I have a data frame, you can have it by running:
import pandas as pd
from io import StringIO
df = """
case_id scheduled_date code
1213 2021-08-17 1
3444 2021-06-24 3
4566 2021-07-20 5
"""
df= pd.read_csv(StringIO(df.strip()), sep='\s\s ', engine='python')
How can I change scheduled_date
to only keep year and month? The output should be:
case_id scheduled_date code
0 1213 2021-08 1
1 3444 2021-06 3
2 4566 2021-07 5
CodePudding user response:
You can also try this:
df['scheduled_date'] = pd.to_datetime(df.scheduled_date, format='%Y-%m-%d').dt.strftime('%Y-%m')

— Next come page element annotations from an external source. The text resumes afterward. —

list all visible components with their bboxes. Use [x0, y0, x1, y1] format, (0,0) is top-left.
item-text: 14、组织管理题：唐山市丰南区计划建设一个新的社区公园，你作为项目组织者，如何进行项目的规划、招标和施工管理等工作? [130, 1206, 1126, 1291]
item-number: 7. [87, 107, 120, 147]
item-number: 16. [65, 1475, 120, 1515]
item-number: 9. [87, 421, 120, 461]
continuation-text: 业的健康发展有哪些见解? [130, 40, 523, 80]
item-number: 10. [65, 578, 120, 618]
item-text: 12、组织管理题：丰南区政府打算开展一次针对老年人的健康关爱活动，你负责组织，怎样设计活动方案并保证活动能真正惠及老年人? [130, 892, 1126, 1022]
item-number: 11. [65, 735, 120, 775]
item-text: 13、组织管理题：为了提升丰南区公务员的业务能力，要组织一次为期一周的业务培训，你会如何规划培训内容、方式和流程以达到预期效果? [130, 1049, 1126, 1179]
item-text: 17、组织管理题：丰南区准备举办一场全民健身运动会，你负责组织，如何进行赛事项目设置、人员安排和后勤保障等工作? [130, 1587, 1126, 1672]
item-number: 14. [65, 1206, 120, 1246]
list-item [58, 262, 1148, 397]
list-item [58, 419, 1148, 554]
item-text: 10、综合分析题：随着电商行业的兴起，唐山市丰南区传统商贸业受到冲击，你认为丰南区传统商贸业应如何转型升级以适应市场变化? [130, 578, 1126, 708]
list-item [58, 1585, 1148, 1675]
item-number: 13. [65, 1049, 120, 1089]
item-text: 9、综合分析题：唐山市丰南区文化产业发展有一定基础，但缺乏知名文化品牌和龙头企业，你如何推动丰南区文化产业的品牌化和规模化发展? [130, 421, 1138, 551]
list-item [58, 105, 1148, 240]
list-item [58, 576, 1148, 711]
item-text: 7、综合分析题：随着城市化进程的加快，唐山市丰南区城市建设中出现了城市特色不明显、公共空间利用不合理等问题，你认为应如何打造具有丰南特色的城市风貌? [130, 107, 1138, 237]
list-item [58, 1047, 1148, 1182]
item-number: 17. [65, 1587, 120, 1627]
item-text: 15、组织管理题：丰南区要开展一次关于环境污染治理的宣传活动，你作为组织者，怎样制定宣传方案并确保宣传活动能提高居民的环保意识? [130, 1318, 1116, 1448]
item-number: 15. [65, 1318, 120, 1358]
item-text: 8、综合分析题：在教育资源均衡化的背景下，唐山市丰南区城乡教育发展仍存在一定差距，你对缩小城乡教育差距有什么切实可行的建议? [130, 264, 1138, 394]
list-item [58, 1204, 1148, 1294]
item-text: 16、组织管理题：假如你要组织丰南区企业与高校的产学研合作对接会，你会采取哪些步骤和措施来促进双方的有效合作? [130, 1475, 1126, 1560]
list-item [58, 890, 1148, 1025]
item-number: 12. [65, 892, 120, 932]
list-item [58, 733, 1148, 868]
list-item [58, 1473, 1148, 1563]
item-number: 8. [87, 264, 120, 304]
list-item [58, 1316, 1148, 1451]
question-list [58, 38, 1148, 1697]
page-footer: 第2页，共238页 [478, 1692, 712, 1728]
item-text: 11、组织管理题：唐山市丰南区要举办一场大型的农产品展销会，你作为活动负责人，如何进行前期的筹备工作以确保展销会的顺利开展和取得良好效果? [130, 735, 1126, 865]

case_id scheduled_date code
0 1213 2021-08 1
1 3444 2021-06 3
2 4566 2021-07 5
CodePudding user response:
You can use string parsing to drop the day of the month (I'm assuming you want strings since the days in the expected output are absent):
df["scheduled_date"].str.split("-").str[:2].str.join("-").astype(str)
This outputs:
case_id scheduled_date code
0 1213 2021-08 1
1 3444 2021-06 3
2 4566 2021-07 5
CodePudding user response:
Convert the date to datetime and access the month that way
df['month'] = pd.to_datetime(df['scheduled_date']).dt.to_period('M')

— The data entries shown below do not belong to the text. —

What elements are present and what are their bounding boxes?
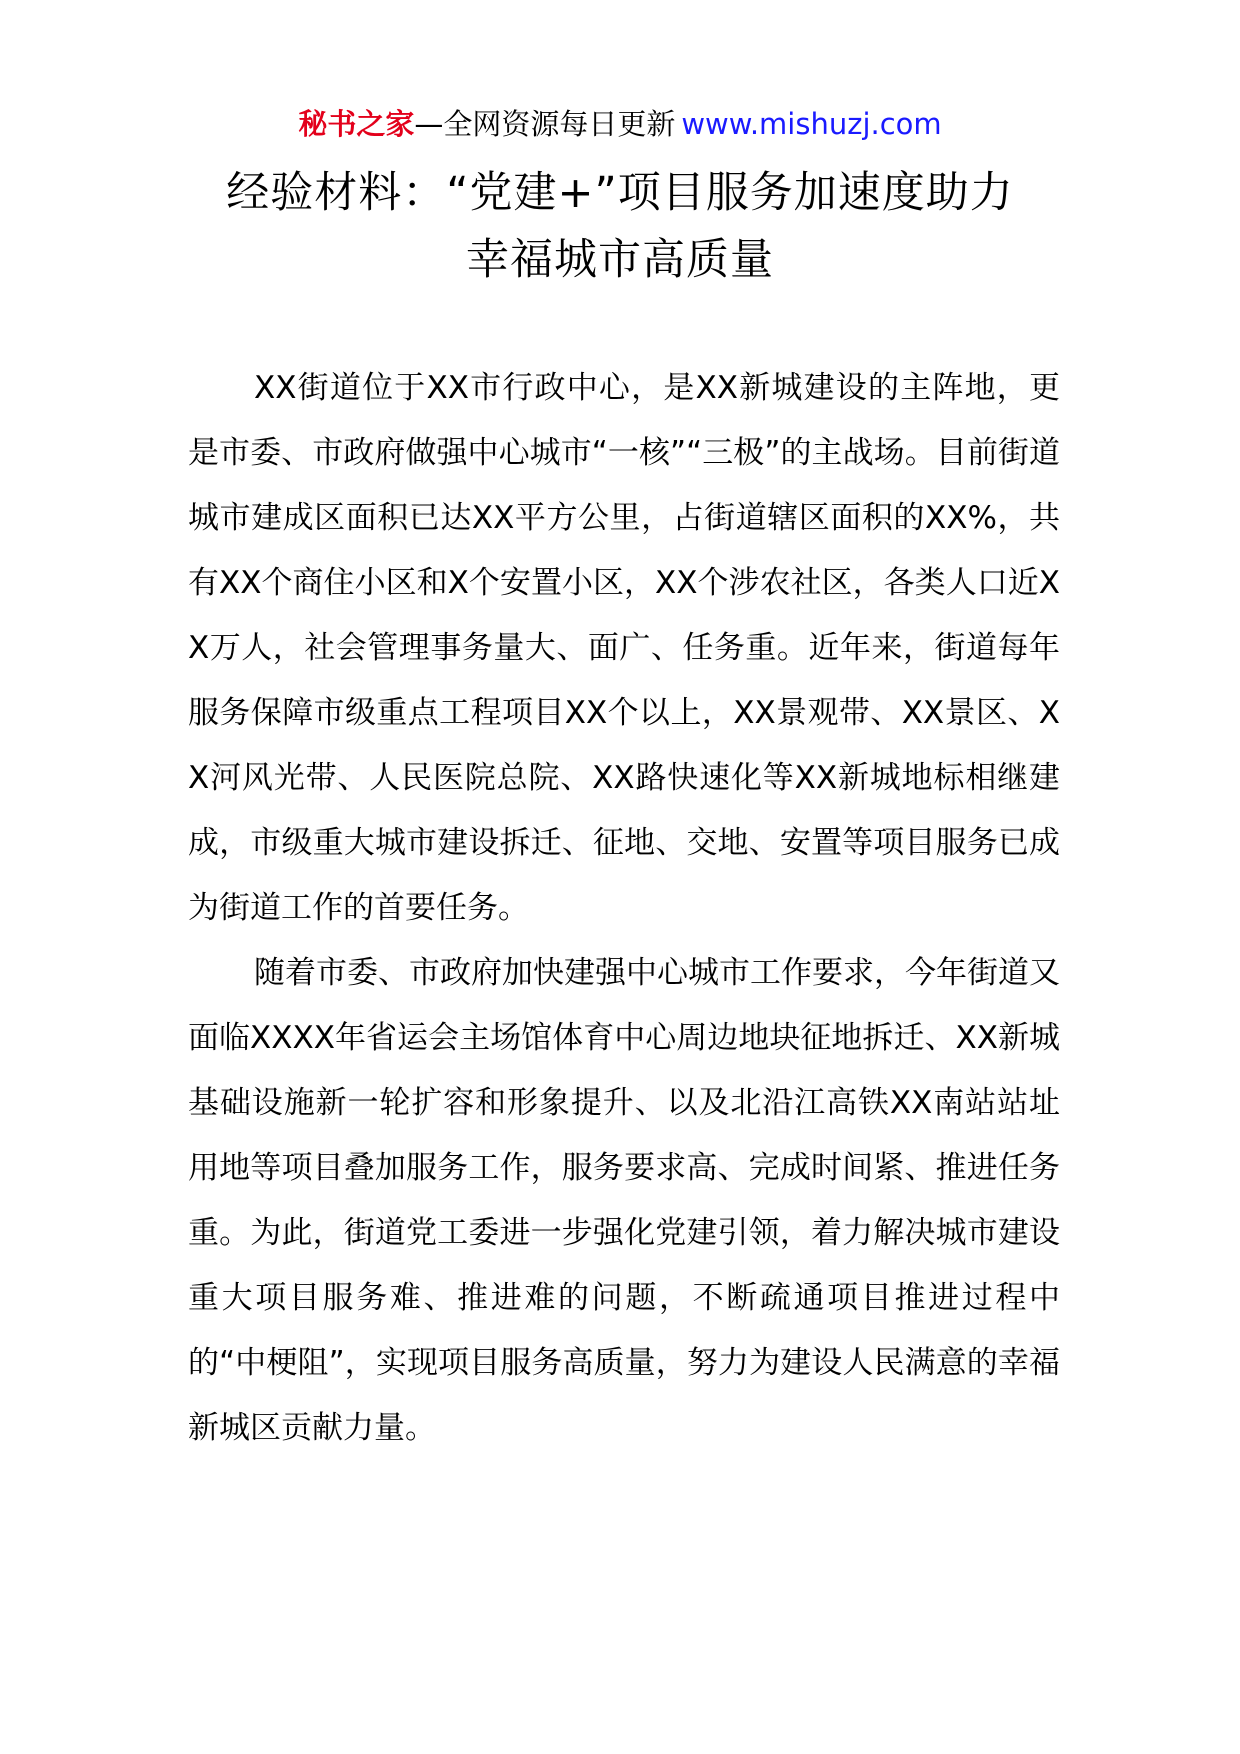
document-title-line-2: 幸福城市高质量 xyxy=(466,235,774,285)
body-paragraph-1: XX街道位于XX市行政中心，是XX新城建设的主阵地，更是市委、市政府做强中心城市“一核”“三极”的主战场。目前街道城市建成区面积已达XX平方公里，占街道辖区面积的XX%，共有XX个商住小区和X个安置小区，XX个涉农社区，各类人口近XX万人，社会管理事务量大、面广、任务重。近年来，街道每年服务保障市级重点工程项目XX个以上，XX景观带、XX景区、XX河风光带、人民医院总院、XX路快速化等XX新城地标相继建成，市级重大城市建设拆迁、征地、交地、安置等项目服务已成为街道工作的首要任务。 xyxy=(188,370,1060,926)
header-tagline: —全网资源每日更新 xyxy=(414,107,676,141)
body-paragraph-2: 随着市委、市政府加快建强中心城市工作要求，今年街道又面临XXXX年省运会主场馆体育中心周边地块征地拆迁、XX新城基础设施新一轮扩容和形象提升、以及北沿江高铁XX南站站址用地等项目叠加服务工作，服务要求高、完成时间紧、推进任务重。为此，街道党工委进一步强化党建引领，着力解决城市建设重大项目服务难、推进难的问题，不断疏通项目推进过程中的“中梗阻”，实现项目服务高质量，努力为建设人民满意的幸福新城区贡献力量。 xyxy=(188,955,1060,1446)
header-banner xyxy=(0,104,1240,144)
document-body xyxy=(188,356,1060,1461)
document-title-line-1: 经验材料：“党建+”项目服务加速度助力 xyxy=(226,168,1014,218)
brand-name: 秘书之家 xyxy=(298,107,415,141)
site-url-link[interactable]: www.mishuzj.com xyxy=(681,107,942,141)
document-title xyxy=(150,160,1090,294)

case_id scheduled_date code month
0 1213 2021-08-17 1 2021-08
1 3444 2021-06-24 3 2021-06
2 4566 2021-07-20 5 2021-07
Note that the dtype with be period[M]
and not an object using this method.
CodePudding user response:
Firstly, convert your string column to datetime column. Later you can apply many different date operations.